Monday, Nov. 27, 1933
Cannibals & Cruisers
Five months ago two French aviators named Gate and Constant-Bree, flying around the west African coast, vanished in a storm over Portuguese Guinea. After several weeks without word of the men, Pilot Gate's wife went in search of them, insisted on accompanying a detail of Portuguese soldiers into the wilderness of the Cacheo River. Last week the Senegal correspondent of the Paris Petit Journal reported that Mme Gate & party had returned to the coast, not with her husband but with horrid information gleaned from natives. Pilots Gate & Constant-Bree had crashed in the river region. There black cannibals caught, butchered, cooked and ate them in a drunken orgy.

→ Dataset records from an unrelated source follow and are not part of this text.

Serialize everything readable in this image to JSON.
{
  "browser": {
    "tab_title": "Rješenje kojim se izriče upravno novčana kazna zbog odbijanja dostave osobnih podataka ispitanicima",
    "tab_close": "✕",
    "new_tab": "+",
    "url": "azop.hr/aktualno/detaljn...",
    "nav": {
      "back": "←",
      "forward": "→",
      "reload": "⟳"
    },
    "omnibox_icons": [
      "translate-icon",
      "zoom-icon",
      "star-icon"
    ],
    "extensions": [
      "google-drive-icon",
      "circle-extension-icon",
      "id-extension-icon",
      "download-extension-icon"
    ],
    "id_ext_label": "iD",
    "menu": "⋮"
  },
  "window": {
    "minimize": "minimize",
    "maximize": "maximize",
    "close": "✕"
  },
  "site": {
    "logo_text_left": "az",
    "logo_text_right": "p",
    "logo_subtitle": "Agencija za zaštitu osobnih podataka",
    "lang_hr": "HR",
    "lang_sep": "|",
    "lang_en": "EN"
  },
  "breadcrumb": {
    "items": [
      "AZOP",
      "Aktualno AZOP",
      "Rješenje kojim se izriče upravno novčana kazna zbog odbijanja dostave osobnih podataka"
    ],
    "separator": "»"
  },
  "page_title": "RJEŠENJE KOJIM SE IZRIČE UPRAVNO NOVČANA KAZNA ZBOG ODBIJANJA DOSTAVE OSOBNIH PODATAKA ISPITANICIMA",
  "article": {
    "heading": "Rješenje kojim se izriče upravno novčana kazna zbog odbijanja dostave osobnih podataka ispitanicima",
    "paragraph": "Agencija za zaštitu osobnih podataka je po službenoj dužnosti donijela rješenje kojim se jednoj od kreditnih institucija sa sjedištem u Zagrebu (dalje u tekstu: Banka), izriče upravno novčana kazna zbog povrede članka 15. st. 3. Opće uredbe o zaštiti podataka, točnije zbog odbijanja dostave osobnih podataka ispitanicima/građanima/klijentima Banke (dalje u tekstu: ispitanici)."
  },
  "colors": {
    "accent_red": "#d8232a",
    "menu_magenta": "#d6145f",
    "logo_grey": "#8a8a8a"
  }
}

Meanwhile last week a squadron of French army biplanes roared across the Sahara on a null tour of French African territory which began fortnight ago, will last for another month. Possibly inspired by Italy's formidable demonstration in the Balbo flight, France's air cruise was ordered by bespectacled Air Minister Pierre Cot. The full complement contained 30 planes which started from Istres Airdrome in southern France. One cracked up in Spain, another in Morocco. At desolate Bidon V (Gastank No. 5) three more planes had to hang back with engine trouble, caught up again in Upper Senegal.